Ce que je trouve beau dans ce geste du lavement des pieds, c’est que c’est un geste qui peut paraître exigeant, autant pour celui qui accepte de le vivre, que pour les prêtres ou diacres qui le font, d’autant plus que culturellement il est un peu décalé pour nous. Mais il est signe, ce geste, de l’appel et de l’acceptation à pendre soin de l’autre ; c’est un geste de tendresse qui dit la volonté d’accueillir et de servir l’autre comme quelqu’un d’important. J’ai à le vivre pour vous, chaque jour, par mon ministère, pour que nous apprenions à le vivre chacun, dans l’ordinaire et le quotidien de nos vies. En plus c’est un geste qui oblige à changer nos regards : non plus voir l’autre qui est là devant moi en le regardant de haut ou en le regardant avec l’assurance de celui qui peut apporter son aide à un plus pauvre ou un plus petit, mais m’abaisser pour le voir à sa hauteur et même plus bas, en me laissant regarder par lui alors même que j’essaye de le servir et de l’apprendre à l’aimer comme il est…

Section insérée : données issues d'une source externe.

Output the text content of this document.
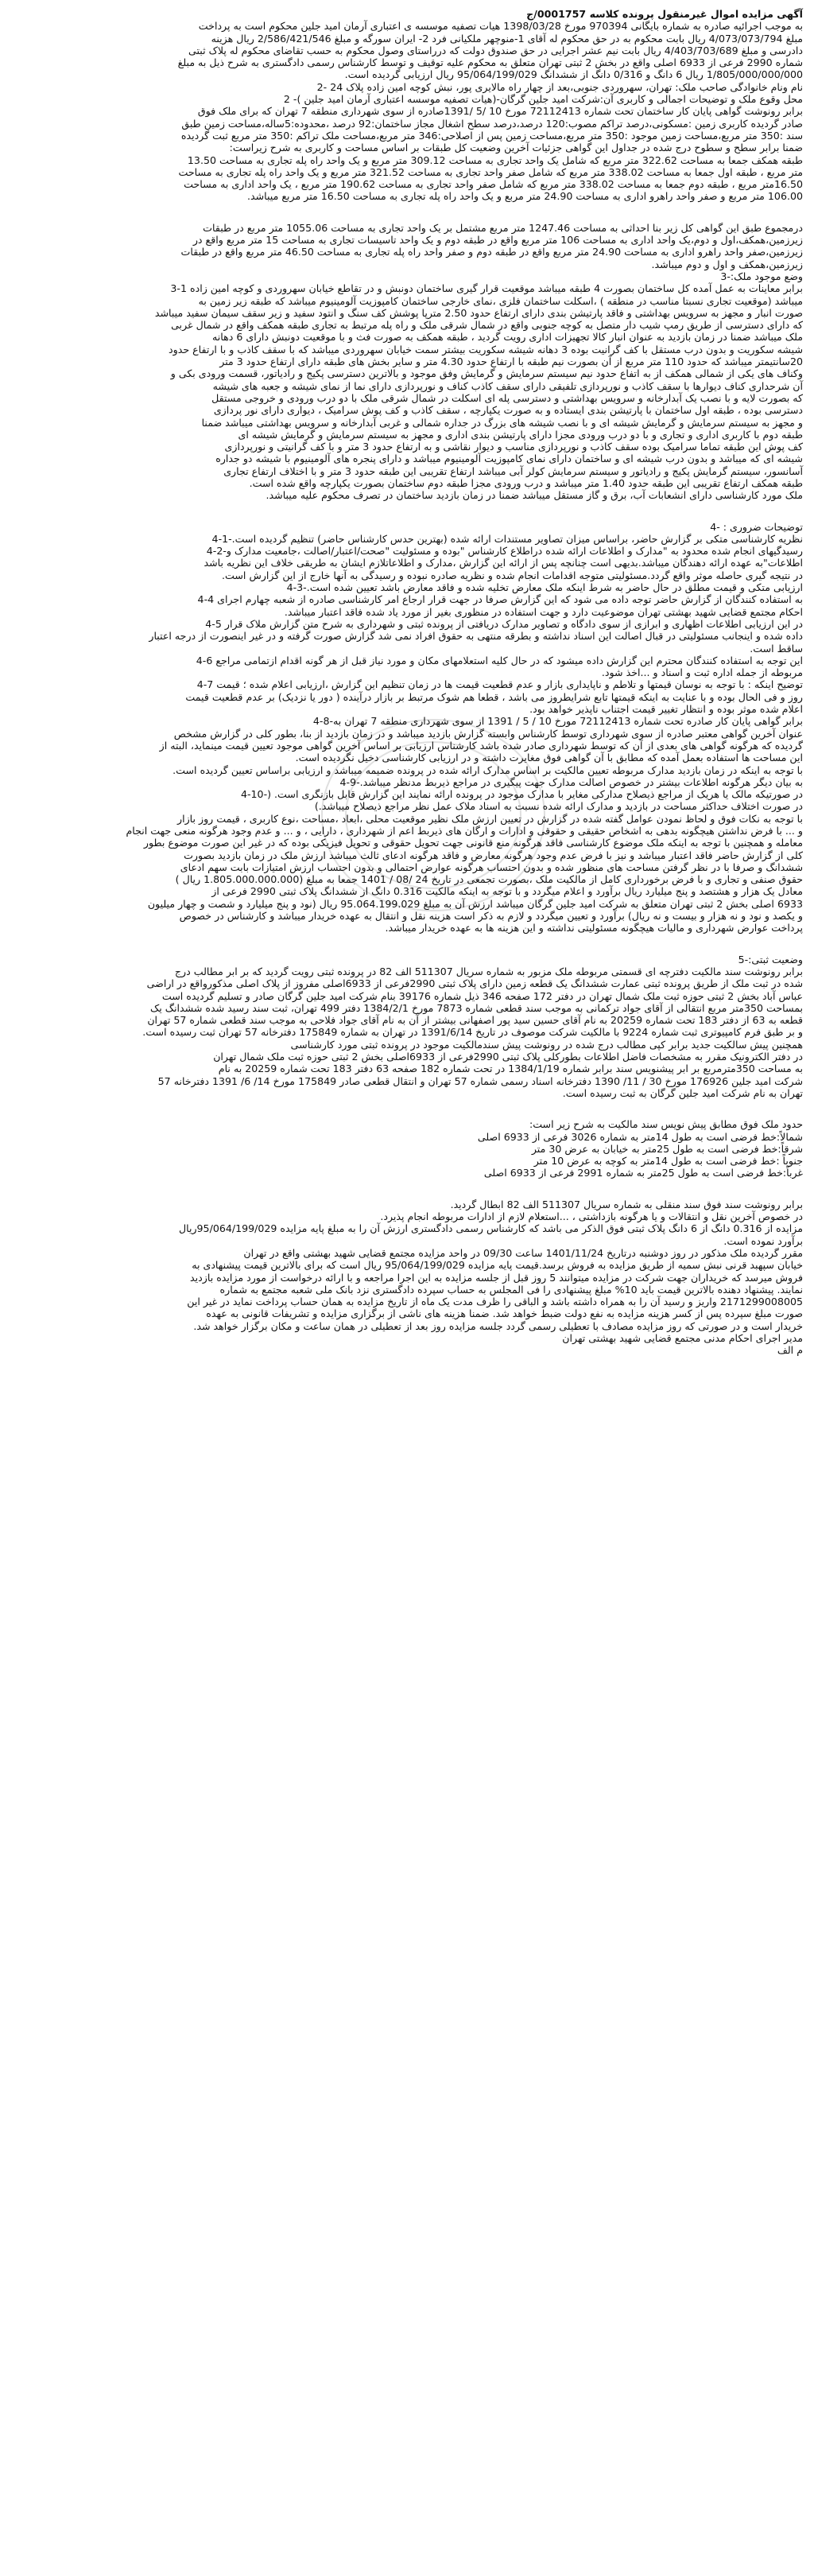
آگهی مزایده اموال غیرمنقول پرونده کلاسه 0001757/ج

به موجب اجرائیه صادره به شماره بایگانی 970394 مورخ 1398/03/28 هیات تصفیه موسسه ی اعتباری آرمان امید جلین محکوم است به پرداخت

مبلغ 4/073/073/794 ریال بابت محکوم به در حق محکوم له آقای 1-منوچهر ملکیانی فرد 2- ایران سورگه و مبلغ 2/586/421/546 ریال هزینه

دادرسی و مبلغ 4/403/703/689 ریال بابت نیم عشر اجرایی در حق صندوق دولت که درراستای وصول محکوم به حسب تقاضای محکوم له پلاک ثبتی

شماره 2990 فرعی از 6933 اصلی واقع در بخش 2 ثبتی تهران متعلق به محکوم علیه توقیف و توسط کارشناس رسمی دادگستری به شرح ذیل به مبلغ

1/805/000/000/000 ریال 6 دانگ و 0/316 دانگ از ششدانگ 95/064/199/029 ریال ارزیابی گردیده است.

نام ونام خانوادگی صاحب ملک: تهران، سهروردی جنوبی،بعد از چهار راه مالایری پور، نبش کوچه امین زاده پلاک 24 -2

محل وقوع ملک و توضیحات اجمالی و کاربری آن:شرکت امید جلین گرگان-(هیات تصفیه موسسه اعتباری آرمان امید جلین )- 2

برابر رونوشت گواهی پایان کار ساختمان تحت شماره 72112413 مورخ 10 /5 /1391صادره از سوی شهرداری منطقه 7 تهران که برای ملک فوق

صادر گردیده کاربری زمین :مسکونی،درصد تراکم مصوب:120 درصد،درصد سطح اشغال مجاز ساختمان:92 درصد ،محدوده:5ساله،مساحت زمین طبق

سند :350 متر مربع،مساحت زمین موجود :350 متر مربع،مساحت زمین پس از اصلاحی:346 متر مربع،مساحت ملک تراکم :350 متر مربع ثبت گردیده

ضمنا برابر سطح و سطوح درج شده در جداول این گواهی جزئیات آخرین وضعیت کل طبقات بر اساس مساحت و کاربری به شرح زیراست:

طبقه همکف جمعا به مساحت 322.62 متر مربع که شامل یک واحد تجاری به مساحت 309.12 متر مربع و یک واحد راه پله تجاری به مساحت 13.50

متر مربع ، طبقه اول جمعا به مساحت 338.02 متر مربع که شامل صفر واحد تجاری به مساحت 321.52 متر مربع و یک واحد راه پله تجاری به مساحت

16.50متر مربع ، طبقه دوم جمعا به مساحت 338.02 متر مربع که شامل صفر واحد تجاری به مساحت 190.62 متر مربع ، یک واحد اداری به مساحت

106.00 متر مربع و صفر واحد راهرو اداری به مساحت 24.90 متر مربع و یک واحد راه پله تجاری به مساحت 16.50 متر مربع میباشد.

درمجموع طبق این گواهی کل زیر بنا احداثی به مساحت 1247.46 متر مربع مشتمل بر یک واحد تجاری به مساحت 1055.06 متر مربع در طبقات

زیرزمین،همکف،اول و دوم،یک واحد اداری به مساحت 106 متر مربع واقع در طبقه دوم و یک واحد تاسیسات تجاری به مساحت 15 متر مربع واقع در

زیرزمین،صفر واحد راهرو اداری به مساحت 24.90 متر مربع واقع در طبقه دوم و صفر واحد راه پله تجاری به مساحت 46.50 متر مربع واقع در طبقات

زیرزمین،همکف و اول و دوم میباشد.

وضع موجود ملک:-3

برابر معاینات به عمل آمده کل ساختمان بصورت 4 طبقه میباشد موقعیت قرار گیری ساختمان دونبش و در تقاطع خیابان سهروردی و کوچه امین زاده 1-3

میباشد (موقعیت تجاری نسبتا مناسب در منطقه ) ،اسکلت ساختمان فلزی ،نمای خارجی ساختمان کامپوزیت آلومینیوم میباشد که طبقه زیر زمین به

صورت انبار و مجهز به سرویس بهداشتی و فاقد پارتیشن بندی دارای ارتفاع حدود 2.50 مترپا پوشش کف سنگ و انتود سفید و زیر سقف سیمان سفید میباشد

که دارای دسترسی از طریق رمپ شیب دار متصل به کوچه جنوبی واقع در شمال شرقی ملک و راه پله مرتبط به تجاری طبقه همکف واقع در شمال غربی

ملک میباشد ضمنا در زمان بازدید به عنوان انبار کالا تجهیزات اداری رویت گردید ، طبقه همکف به صورت فث و با موقعیت دونبش دارای 6 دهانه

شیشه سکوریت و بدون درب مستقل با کف گرانیت بوده 3 دهانه شیشه سکوریت بیشتر سمت خیابان سهروردی میباشد که با سقف کاذب و با ارتفاع حدود

20سانتیمتر میباشد که حدود 110 متر مربع از آن بصورت نیم طبقه با ارتفاع حدود 4.30 متر و سایر بخش های طبقه دارای ارتفاع حدود 3 متر

وکناف های یکی از شمالی همکف از به اتفاع حدود نیم سیستم سرمایش و گرمایش وفق موجود و بالاترین دسترسی پکیج و رادیاتور، قسمت ورودی بکی و

آن شرحداری کناف دیوارها با سقف کاذب و نورپردازی تلفیقی دارای سقف کاذب کناف و نورپردازی دارای نما از نمای شیشه و جعبه های شیشه

که بصورت لایه و با نصب یک آبدارخانه و سرویس بهداشتی و دسترسی پله ای اسکلت در شمال شرقی ملک با دو درب ورودی و خروجی مستقل

دسترسی بوده ، طبقه اول ساختمان با پارتیشن بندی ایستاده و به صورت یکپارچه ، سقف کاذب و کف پوش سرامیک ، دیواری دارای نور پردازی

و مجهز به سیستم سرمایش و گرمایش شیشه ای و با نصب شیشه های بزرگ در جداره شمالی و غربی آبدارخانه و سرویس بهداشتی میباشد ضمنا

طبقه دوم با کاربری اداری و تجاری و با دو درب ورودی مجزا دارای پارتیشن بندی اداری و مجهز به سیستم سرمایش و گرمایش شیشه ای

کف پوش این طبقه تماما سرامیک بوده سقف کاذب و نورپردازی مناسب و دیوار نقاشی و به ارتفاع حدود 3 متر و با کف گرانیتی و نورپردازی

شیشه ای که میباشد و بدون درب شیشه ای و ساختمان دارای نمای کامپوزیت آلومینیوم میباشد و دارای پنجره های آلومینیوم با شیشه دو جداره

آسانسور، سیستم گرمایش پکیج و رادیاتور و سیستم سرمایش کولر آبی میباشد ارتفاع تقریبی این طبقه حدود 3 متر و با اختلاف ارتفاع تجاری

طبقه همکف ارتفاع تقریبی این طبقه حدود 1.40 متر میباشد و درب ورودی مجزا طبقه دوم ساختمان بصورت یکپارچه واقع شده است.

ملک مورد کارشناسی دارای انشعابات آب، برق و گاز مستقل میباشد ضمنا در زمان بازدید ساختمان در تصرف محکوم علیه میباشد.

توضیحات ضروری : -4

نظریه کارشناسی متکی بر گزارش حاضر، براساس میزان تصاویر مستندات ارائه شده (بهترین حدس کارشناس حاضر) تنظیم گردیده است.-1-4

رسیدگیهای انجام شده محدود به "مدارک و اطلاعات ارائه شده دراطلاع کارشناس "بوده و مسئولیت "صحت/اعتبار/اصالت ،جامعیت مدارک و-2-4

اطلاعات"به عهده ارائه دهندگان میباشد.بدیهی است چنانچه پس از ارائه این گزارش ،مدارک و اطلاعاتلازم ایشان به طریقی خلاف این نظریه باشد

در نتیجه گیری حاصله موثر واقع گردد.مسئولیتی متوجه اقدامات انجام شده و نظریه صادره نبوده و رسیدگی به آنها خارج از این گزارش است.

ارزیابی متکی و قیمت مطلق در حال حاضر به شرط اینکه ملک معارض تخلیه شده و فاقد معارض باشد تعیین شده است.-3-4

به استفاده کنندگان از گزارش حاضر توجه داده می شود که این گزارش صرفا در جهت قرار ارجاع امر کارشناسی صادره از شعبه چهارم اجرای 4-4

احکام مجتمع قضایی شهید بهشتی تهران موضوعیت دارد و جهت استفاده در منظوری بغیر از مورد یاد شده فاقد اعتبار میباشد.

در این ارزیابی اطلاعات اظهاری و ابرازی از سوی دادگاه و تصاویر مدارک دریافتی از پرونده ثبتی و شهرداری به شرح متن گزارش ملاک قرار 5-4

داده شده و اینجانب مسئولیتی در قبال اصالت این اسناد نداشته و بطرقه منتهی به حقوق افراد نمی شد گزارش صورت گرفته و در غیر اینصورت از درجه اعتبار

ساقط است.

این توجه به استفاده کنندگان محترم این گزارش داده میشود که در حال کلیه استعلامهای مکان و مورد نیاز قبل از هر گونه اقدام ازتمامی مراجع 6-4

مربوطه از جمله اداره ثبت و اسناد و ...اخذ شود.

توضیح اینکه : با توجه به نوسان قیمتها و تلاطم و ناپایداری بازار و عدم قطعیت قیمت ها در زمان تنظیم این گزارش ،ارزیابی اعلام شده ؛ قیمت 7-4

روز و فی الحال بوده و با عنایت به اینکه قیمتها تابع شرایطروز می باشد ، قطعا هم شوک مرتبط بر بازار درآینده ( دور یا نزدیک) بر عدم قطعیت قیمت

اعلام شده موثر بوده و انتظار تغییر قیمت اجتناب ناپذیر خواهد بود.

برابر گواهی پایان کار صادره تحت شماره 72112413 مورخ 10 / 5 / 1391 از سوی شهرداری منطقه 7 تهران به-8-4

عنوان آخرین گواهی معتبر صادره از سوی شهرداری توسط کارشناس وابسته گزارش بازدید میباشد و در زمان بازدید از بنا، بطور کلی در گزارش مشخص

گردیده که هرگونه گواهی های بعدی از آن که توسط شهرداری صادر شده باشد کارشناس ارزیابی بر اساس آخرین گواهی موجود تعیین قیمت مینماید، البته از

این مساحت ها استفاده بعمل آمده که مطابق با آن گواهی فوق مغایرت داشته و در ارزیابی کارشناسی دخیل نگردیده است.

با توجه به اینکه در زمان بازدید مدارک مربوطه تعیین مالکیت بر اساس مدارک ارائه شده در پرونده ضمیمه میباشد و ارزیابی براساس تعیین گردیده است.

به بیان دیگر هرگونه اطلاعات بیشتر در خصوص اصالت مدارک جهت پیگیری در مراجع ذیربط مدنظر میباشد.-9-4

در صورتیکه مالک یا هریک از مراجع ذیصلاح مدارکی مغایر با مدارک موجود در پرونده ارائه نمایند این گزارش قابل بازنگری است. (-10-4

در صورت اختلاف حداکثر مساحت در بازدید و مدارک ارائه شده نسبت به اسناد ملاک عمل نظر مراجع ذیصلاح میباشد.)

با توجه به نکات فوق و لحاظ نمودن عوامل گفته شده در گزارش در تعیین ارزش ملک نظیر موقعیت محلی ،ابعاد ،مساحت ،نوع کاربری ، قیمت روز بازار

و ... با فرض نداشتن هیچگونه بدهی به اشخاص حقیقی و حقوقی و ادارات و ارگان های ذیربط اعم از شهرداری ، دارایی ، و ... و عدم وجود هرگونه منعی جهت انجام

معامله و همچنین با توجه به اینکه ملک موضوع کارشناسی فاقد هرگونه منع قانونی جهت تحویل حقوقی و تحویل فیزیکی بوده که در غیر این صورت موضوع بطور

کلی از گزارش حاضر فاقد اعتبار میباشد و نیز با فرض عدم وجود هرگونه معارض و فاقد هرگونه ادعای ثالث میباشد ارزش ملک در زمان بازدید بصورت

ششدانگ و صرفا با در نظر گرفتن مساحت های منظور شده و بدون احتساب هرگونه عوارض احتمالی و بدون احتساب ارزش امتیازات بابت سهم ادعای

حقوق صنفی و تجاری و با فرض برخورداری کامل از مالکیت ملک ،بصورت تجمعی در تاریخ 24 /08 / 1401 جمعا به مبلغ (1.805.000.000.000 ریال )

معادل یک هزار و هشتصد و پنج میلیارد ریال برآورد و اعلام میگردد و با توجه به اینکه مالکیت 0.316 دانگ از ششدانگ پلاک ثبتی 2990 فرعی از

6933 اصلی بخش 2 ثبتی تهران متعلق به شرکت امید جلین گرگان میباشد ارزش آن به مبلغ 95.064.199.029 ریال (نود و پنج میلیارد و شصت و چهار میلیون

و یکصد و نود و نه هزار و بیست و نه ریال) برآورد و تعیین میگردد و لازم به ذکر است هزینه نقل و انتقال به عهده خریدار میباشد و کارشناس در خصوص

پرداخت عوارض شهرداری و مالیات هیچگونه مسئولیتی نداشته و این هزینه ها به عهده خریدار میباشد.

وضعیت ثبتی:-5

برابر رونوشت سند مالکیت دفترچه ای قسمتی مربوطه ملک مزبور به شماره سریال 511307 الف 82 در پرونده ثبتی رویت گردید که بر ابر مطالب درج

شده در ثبت ملک از طریق پرونده ثبتی عمارت ششدانگ یک قطعه زمین دارای پلاک ثبتی 2990فرعی از 6933اصلی مفروز از پلاک اصلی مذکورواقع در اراضی

عباس آباد بخش 2 ثبتی حوزه ثبت ملک شمال تهران در دفتر 172 صفحه 346 ذیل شماره 39176 بنام شرکت امید جلین گرگان صادر و تسلیم گردیده است

بمساحت 350متر مربع انتقالی از آقای جواد ترکمانی به موجب سند قطعی شماره 7873 مورخ 1384/2/1 دفتر 499 تهران، ثبت سند رسید شده ششدانگ یک

قطعه به 63 از دفتر 183 تحت شماره 20259 به نام آقای حسین سید پور اصفهانی بیشتر از آن به نام آقای جواد فلاحی به موجب سند قطعی شماره 57 تهران

و بر طبق فرم کامپیوتری ثبت شماره 9224 با مالکیت شرکت موصوف در تاریخ 1391/6/14 در تهران به شماره 175849 دفترخانه 57 تهران ثبت رسیده است.

همچنین پیش سالکیت جدید برابر کپی مطالب درج شده در رونوشت پیش سندمالکیت موجود در پرونده ثبتی مورد کارشناسی

در دفتر الکترونیک مقرر به مشخصات فاضل اطلاعات بطورکلی پلاک ثبتی 2990فرعی از 6933اصلی بخش 2 ثبتی حوزه ثبت ملک شمال تهران

به مساحت 350مترمربع بر ابر پیشنویس سند برابر شماره 1384/1/19 در تحت شماره 182 صفحه 63 دفتر 183 تحت شماره 20259 به نام

شرکت امید جلین 176926 مورخ 30 / 11/ 1390 دفترخانه اسناد رسمی شماره 57 تهران و انتقال قطعی صادر 175849 مورخ 14/ 6/ 1391 دفترخانه 57

تهران به نام شرکت امید جلین گرگان به ثبت رسیده است.

حدود ملک فوق مطابق پیش نویس سند مالکیت به شرح زیر است:

شمالاً:خط فرضی است به طول 14متر به شماره 3026 فرعی از 6933 اصلی

شرقاً:خط فرضی است به طول 25متر به خیابان به عرض 30 متر

جنوباً :خط فرضی است به طول 14متر به کوچه به عرض 10 متر

غرباً:خط فرضی است به طول 25متر به شماره 2991 فرعی از 6933 اصلی

برابر رونوشت سند فوق سند منقلی به شماره سریال 511307 الف 82 ابطال گردید.

در خصوص آخرین نقل و انتقالات و یا هرگونه بازداشتی ، ...استعلام لازم از ادارات مربوطه انجام پذیرد.

مزایده از 0.316 دانگ از 6 دانگ پلاک ثبتی فوق الذکر می باشد که کارشناس رسمی دادگستری ارزش آن را به مبلغ پایه مزایده 95/064/199/029ریال

برآورد نموده است.

مقرر گردیده ملک مذکور در روز دوشنبه درتاریخ 1401/11/24 ساعت 09/30 در واحد مزایده مجتمع قضایی شهید بهشتی واقع در تهران

خیابان سپهبد قرنی نبش سمیه از طریق مزایده به فروش برسد.قیمت پایه مزایده 95/064/199/029 ریال است که برای بالاترین قیمت پیشنهادی به

فروش میرسد که خریداران جهت شرکت در مزایده میتوانند 5 روز قبل از جلسه مزایده به این اجرا مراجعه و با ارائه درخواست از مورد مزایده بازدید

نمایند. پیشنهاد دهنده بالاترین قیمت باید 10% مبلغ پیشنهادی را فی المجلس به حساب سپرده دادگستری نزد بانک ملی شعبه مجتمع به شماره

2171299008005 واریز و رسید آن را به همراه داشته باشد و الباقی را ظرف مدت یک ماه از تاریخ مزایده به همان حساب پرداخت نماید در غیر این

صورت مبلغ سپرده پس از کسر هزینه مزایده به نفع دولت ضبط خواهد شد. ضمنا هزینه های ناشی از برگزاری مزایده و تشریفات قانونی به عهده

خریدار است و در صورتی که روز مزایده مصادف با تعطیلی رسمی گردد جلسه مزایده روز بعد از تعطیلی در همان ساعت و مکان برگزار خواهد شد.

مدیر اجرای احکام مدنی مجتمع قضایی شهید بهشتی تهران

م الف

Chaque dimanche, ou plutôt à chaque eucharistie, quand nous recevons le Pain de vie, le Corps du Christ, c’est tout cela qui devrait nous habiter. Le lavement des pieds et l’eucharistie sont intimement liés. Nous recevons le Christ dans notre intime, en nous, pour devenir ensemble, les uns les autres et avec Lui, son Corps, sa présence aujourd’hui, une présence aimante, une présence active qui s’abaisse à la hauteur de l’autre, dans l’écoute de ce qu’il a de beau et de bon en lui, et dans le service de ce qu’il y a à relever et à guérir dans son histoire, s’il veut bien se laisser rejoindre… Certes, nous ne sommes pas des super-héros. Nous ne pouvons y arriver tout seul, chacun pour soi. Recevoir le Christ dans son eucharistie c’est lui demander sa force pour que ce soit bien lui qui agisse par notre vie ; c’est donc vouloir s’ouvrir à son Esprit, à ce qu’il souffle en nous, dans l’écoute des charismes de chacun, pour travailler ensemble au salut que Dieu voudrait tant offrir à tous. Amen.